If you are a parent of teens or preteens, you unduly have already had the opportunity to deal with teenager issues like poor attitudes and eye rolling.
In fact, some kids are masters at pushing a nasty attitude from a very young age. If you're looking for them to spontaneously grow out of it, I've got some bad news for you.
They've just spent years perfecting their craft. Why would they give it up now?
After parenting for near 30 years with 4 very different kids, I can tell you there are 2 important ideas to keep in mind when dealing with teenagers and their pesky attitudes. Keep these 2 concepts strong and healthy and most other problems will usually remain small and insignificant.
1. Travel down memory lane.
Remember when you were a teen? I'm serious. Spend some quality time thinking about how you felt when you were the same age your teenager is now. Take out a piece of paper and write down what you can remember of how you felt on a daily basis. Things like what worried you and what excited you. What your thoughts were concerned about your parents. What you wished for and why.
There are a couple of useful reasons for doing this. One is to help you empathize with your teen. It is an advantage as a parent to have already experienced the stage of life the child is going through. You need to use that advantage.
Do not be swayed by the "things were different then" argument. Yes, some things were different. And some things were the same. Neither matters. What does matter is that human beings themselves have not changed in several thousand years. Growing up – maturing – still requires learning to develop and trust itself and effectively work with others.
The other reason recalling how you felt at your teenager's age is helpful, is so you will remember to listen – intentionally – to your teenager at least as often as you speak. When your teenager starts to get the message that you are actually listening her on a daily basis, a lot of attitude issues will disappear by themselves.
Let me be clear here. I am not talking about being your teen's best friend, I'm talking about being their ally. Their guide, their mentor. Their coach. Which brings us to the next important concept you'll need to master to deal with teenagers with attitude.

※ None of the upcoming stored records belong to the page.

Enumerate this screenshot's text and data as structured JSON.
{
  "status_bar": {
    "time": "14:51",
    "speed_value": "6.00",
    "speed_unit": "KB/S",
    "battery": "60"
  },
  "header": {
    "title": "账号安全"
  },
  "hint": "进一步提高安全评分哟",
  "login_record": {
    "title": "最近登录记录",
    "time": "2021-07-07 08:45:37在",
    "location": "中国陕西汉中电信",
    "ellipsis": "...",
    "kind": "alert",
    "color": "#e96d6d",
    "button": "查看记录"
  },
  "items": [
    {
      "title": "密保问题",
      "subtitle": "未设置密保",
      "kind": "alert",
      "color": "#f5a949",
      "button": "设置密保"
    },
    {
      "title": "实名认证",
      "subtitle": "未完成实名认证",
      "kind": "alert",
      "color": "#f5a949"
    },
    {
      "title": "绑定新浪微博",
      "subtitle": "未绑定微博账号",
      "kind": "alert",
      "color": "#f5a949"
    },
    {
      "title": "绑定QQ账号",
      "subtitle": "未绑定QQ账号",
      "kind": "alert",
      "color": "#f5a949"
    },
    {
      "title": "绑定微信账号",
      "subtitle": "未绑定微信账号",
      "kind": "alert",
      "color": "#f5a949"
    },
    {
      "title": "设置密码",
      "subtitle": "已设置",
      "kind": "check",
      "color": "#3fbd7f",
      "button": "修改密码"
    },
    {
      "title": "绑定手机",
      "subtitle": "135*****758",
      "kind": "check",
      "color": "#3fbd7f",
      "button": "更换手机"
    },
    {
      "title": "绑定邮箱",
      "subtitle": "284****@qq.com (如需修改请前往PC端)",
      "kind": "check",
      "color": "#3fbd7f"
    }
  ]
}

2. The buck stops … with you.
If you are being your teen's guide, ally, mentor and coach, then you will not be needing to be drawn into pointless arguments with your teen. Leaders lead; they do not get lost in pursuing countless points of a debate.
Remember, when a human does not have the power he wants, he looks for ways to increase at least the appearance of power and control in his life.
Attitudes and eye rolling do that quite effectively for teens. Those behaviors are designed to make you, the parent, think your teen has more power than he really has. And if you play along by arguing, yelling, or otherwise overreacting, then your teen knows the truth.
You do not feel like you do have control of this relationship. You're waffling. And your teen knows it.
Not a good moment. How can you coach or guide if you are not leading? So, Mom or Dad, the next time you need to know how to deal with teenagers' attributions because you have one staring you in the face, reach around to your back, straighten your spell, find your calm, secure, in-charge voice and say something to the effect of "excuse me, young man (or woman). We do not speak like that in this family. You may apologize now or after you (insert consequences)."
And mean it. Completely. Look your teenager in the eye when you say it and do not waver for a second.
If you have not been handling your teen's attitude issues in this manner, you can expect to get challenged for a while. That's only natural. Your teen needs to find out if you mean what you say.
Do not disappoint her. Be the leader you are meant to be in your home.
How to deal with teenagers and their attitudes? First of all, invest yourself into seriously listening to your son or daughter. Secondly, be the strong parent they need you to be when the moment of attitude arrives.
With this straightforward one, two parenting punch, you can effectively earn the respect of your teen.
And respect makes all the difference.